At the Robyn concert this past Saturday, the feeling of being in a crowd of 25,000 people in the middle of Stockholm was overwhelming, not least because the intimacy of her lyrics can feel so personal, so insular. But there were literally thousands of people, all in the rain, a great sea of people made purple and pink by the light outside of the Maritime Museum venue. In the bass and the thrum of it, bodies packed together, you could feel so immediately how these lyrics twined us all together.
When Robyn left it to the crowd to sing the chorus of Dancing On My Own without her, alone but altogether… I don’t think I’ve experienced as magical a moment in my life as that. This is how she’s approached the song in all her concert dates this summer.

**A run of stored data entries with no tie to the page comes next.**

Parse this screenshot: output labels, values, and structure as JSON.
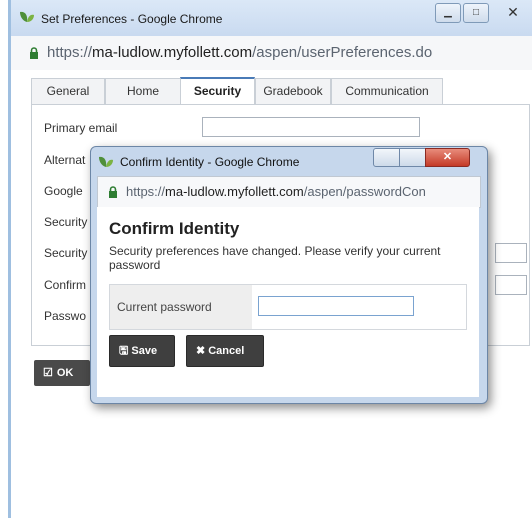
{
  "main_window": {
    "title": "Set Preferences - Google Chrome",
    "url_prefix": "https://",
    "url_host": "ma-ludlow.myfollett.com",
    "url_path": "/aspen/userPreferences.do"
  },
  "tabs": [
    {
      "label": "General"
    },
    {
      "label": "Home"
    },
    {
      "label": "Security",
      "active": true
    },
    {
      "label": "Gradebook"
    },
    {
      "label": "Communication"
    }
  ],
  "form": {
    "rows": [
      {
        "label": "Primary email"
      },
      {
        "label": "Alternat"
      },
      {
        "label": "Google"
      },
      {
        "label": "Security"
      },
      {
        "label": "Security"
      },
      {
        "label": "Confirm"
      },
      {
        "label": "Passwo"
      }
    ]
  },
  "ok_button": {
    "label": "OK",
    "icon": "check-square-icon"
  },
  "dialog": {
    "title": "Confirm Identity - Google Chrome",
    "url_prefix": "https://",
    "url_host": "ma-ludlow.myfollett.com",
    "url_path": "/aspen/passwordCon",
    "heading": "Confirm Identity",
    "message": "Security preferences have changed. Please verify your current password",
    "field_label": "Current password",
    "field_value": "",
    "save_label": "Save",
    "cancel_label": "Cancel"
  },
  "colors": {
    "titlebar": "#c9daf0",
    "button_dark": "#3f3f3f",
    "tab_accent": "#4a7bb7",
    "close_red": "#c43a27"
  }
}
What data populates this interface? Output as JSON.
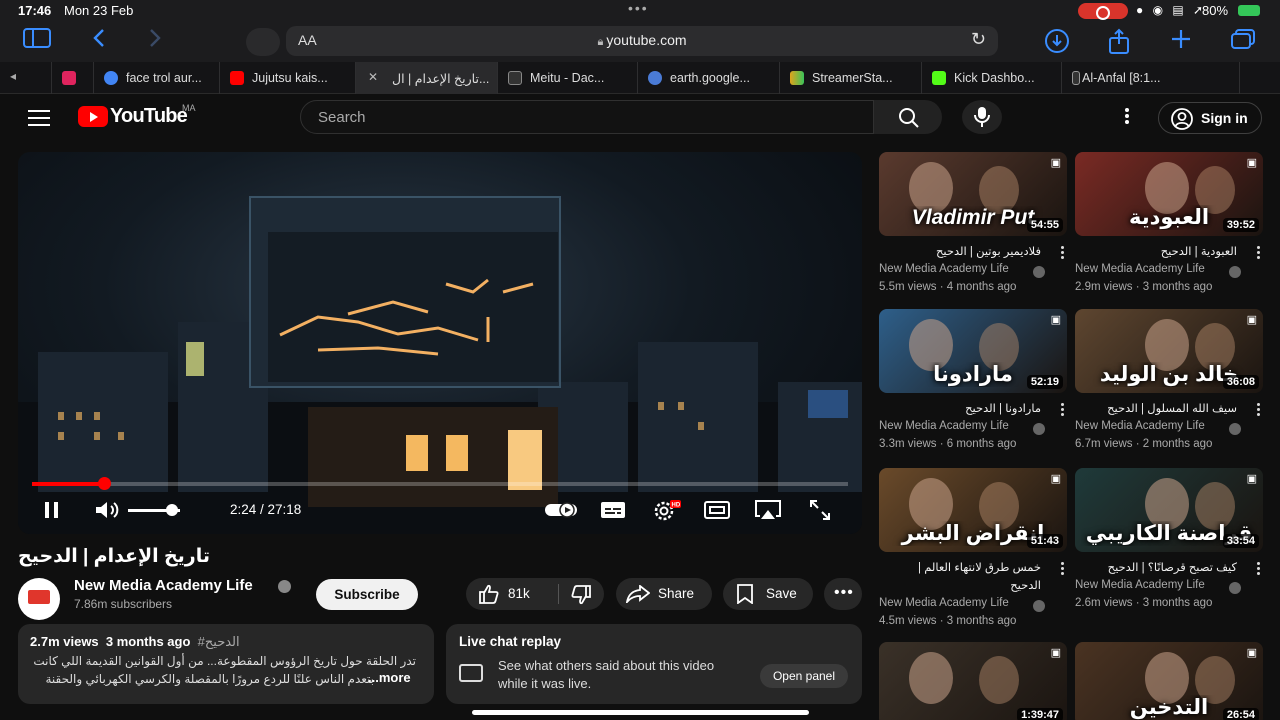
{
  "status_bar": {
    "time": "17:46",
    "date": "Mon 23 Feb",
    "battery": "80%"
  },
  "browser": {
    "address_text_size": "AA",
    "url": "youtube.com",
    "tabs": [
      {
        "label": "face trol aur...",
        "color": "#4285f4"
      },
      {
        "label": "Jujutsu kais...",
        "color": "#ff0000"
      },
      {
        "label": "تاريخ الإعدام | ال...",
        "color": "#ff0000",
        "active": true
      },
      {
        "label": "Meitu - Dac...",
        "color": "#888888"
      },
      {
        "label": "earth.google...",
        "color": "#4a7bd6"
      },
      {
        "label": "StreamerSta...",
        "color": "#e0a31c"
      },
      {
        "label": "Kick Dashbo...",
        "color": "#53fc18"
      },
      {
        "label": "Al-Anfal [8:1...",
        "color": "#999999"
      }
    ]
  },
  "masthead": {
    "logo_text": "YouTube",
    "country_code": "MA",
    "search_placeholder": "Search",
    "signin_label": "Sign in"
  },
  "player": {
    "time_display": "2:24 / 27:18",
    "progress_fraction": 0.088,
    "volume_fraction": 0.85
  },
  "video": {
    "title": "تاريخ الإعدام | الدحيح",
    "channel_name": "New Media Academy Life",
    "subscribers": "7.86m subscribers",
    "subscribe_label": "Subscribe",
    "likes": "81k",
    "share_label": "Share",
    "save_label": "Save"
  },
  "description": {
    "views": "2.7m views",
    "age": "3 months ago",
    "hashtag": "#الدحيح",
    "line1": "تدر الحلقة حول تاريخ الرؤوس المقطوعة... من أول القوانين القديمة اللي كانت",
    "line2": "بتعدم الناس علنًا للردع مرورًا بالمقصلة والكرسي الكهربائي والحقنة",
    "more_label": "...more"
  },
  "live_chat": {
    "title": "Live chat replay",
    "line1": "See what others said about this video",
    "line2": "while it was live.",
    "open_label": "Open panel"
  },
  "recommendations": [
    {
      "overlay": "Vladimir Put",
      "duration": "54:55",
      "title": "فلاديمير بوتين | الدحيح",
      "channel": "New Media Academy Life",
      "meta": "5.5m views · 4 months ago",
      "bg": "#5a3a2e"
    },
    {
      "overlay": "العبودية",
      "duration": "39:52",
      "title": "العبودية | الدحيح",
      "channel": "New Media Academy Life",
      "meta": "2.9m views · 3 months ago",
      "bg": "#7a2a24"
    },
    {
      "overlay": "مارادونا",
      "duration": "52:19",
      "title": "مارادونا | الدحيح",
      "channel": "New Media Academy Life",
      "meta": "3.3m views · 6 months ago",
      "bg": "#2e5f8a"
    },
    {
      "overlay": "خالد بن الوليد",
      "duration": "36:08",
      "title": "سيف الله المسلول | الدحيح",
      "channel": "New Media Academy Life",
      "meta": "6.7m views · 2 months ago",
      "bg": "#5e4630"
    },
    {
      "overlay": "انقراض البشر",
      "duration": "51:43",
      "title": "خمس طرق لانتهاء العالم |",
      "title2": "الدحيح",
      "channel": "New Media Academy Life",
      "meta": "4.5m views · 3 months ago",
      "bg": "#6a4a2a"
    },
    {
      "overlay": "قراصنة الكاريبي",
      "duration": "33:54",
      "title": "كيف تصبح قرصانًا؟ | الدحيح",
      "channel": "New Media Academy Life",
      "meta": "2.6m views · 3 months ago",
      "bg": "#1f3a3a"
    },
    {
      "overlay": "",
      "duration": "1:39:47",
      "title": "",
      "channel": "",
      "meta": "",
      "bg": "#3a3128"
    },
    {
      "overlay": "التدخين",
      "duration": "26:54",
      "title": "",
      "channel": "",
      "meta": "",
      "bg": "#4a3322"
    }
  ],
  "colors": {
    "accent_red": "#ff0000",
    "background": "#0f0f0f",
    "surface": "#272727",
    "link_blue": "#3a8dff"
  }
}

But this Stockholm crowd did something a bit different to what I have seen from videos of the other crowds – those at Primavera in Barcelona, at Roskilde in Denmark. The first time we sang the chorus, we all clapped and cheered (some of us cried), as she held her heart on stage and said “Tack” repeatedly. And then the crowd – unprompted – sang the chorus again, and again once more before Robyn took a breath, and prompted for the rest of the song to carry on. It was sublime that the moment kept extending, for longer and longer, the audience wanting more of the feeling. It was the kind of moment which made you feel like other kinds of worlds are possible; that it is possible to be more together, more collective, more and more and more of the time. Knowing how many people, right there, are all at once feeling overcome by the brilliance of being alive.
As we all left the venue in the pouring rain, my friend and I sang the lyrics of the song quietly. Some people next to us – three friends huddled under an umbrella, one in an astounding silver jacket – quietly called the lyrics back to each other, to us. I put on my confident voice, and started to sing louder. Maybe ten or so people around us joined in for a few lines. You felt like you were soaring, just for a few moments. There were also people around me who I could see were judging my singing/yelling ability, laughing in not-quite-a-friendly-way. The next day, when I was deep in post-concert blues, I relayed the story to a friend. I focussed in on that last detail, getting worked up and saying that I wish people hadn’t judged, I wish more people had just sung along, extending the feeling of togetherness as the crowd dispersed and we all walked away. My ever-wise friend said that those weren’t the ones that I should be focussing on, and that I should keep my attention and love with the ten or so people who did join in. Because it was special enough that every single one of them had wanted to sing along too.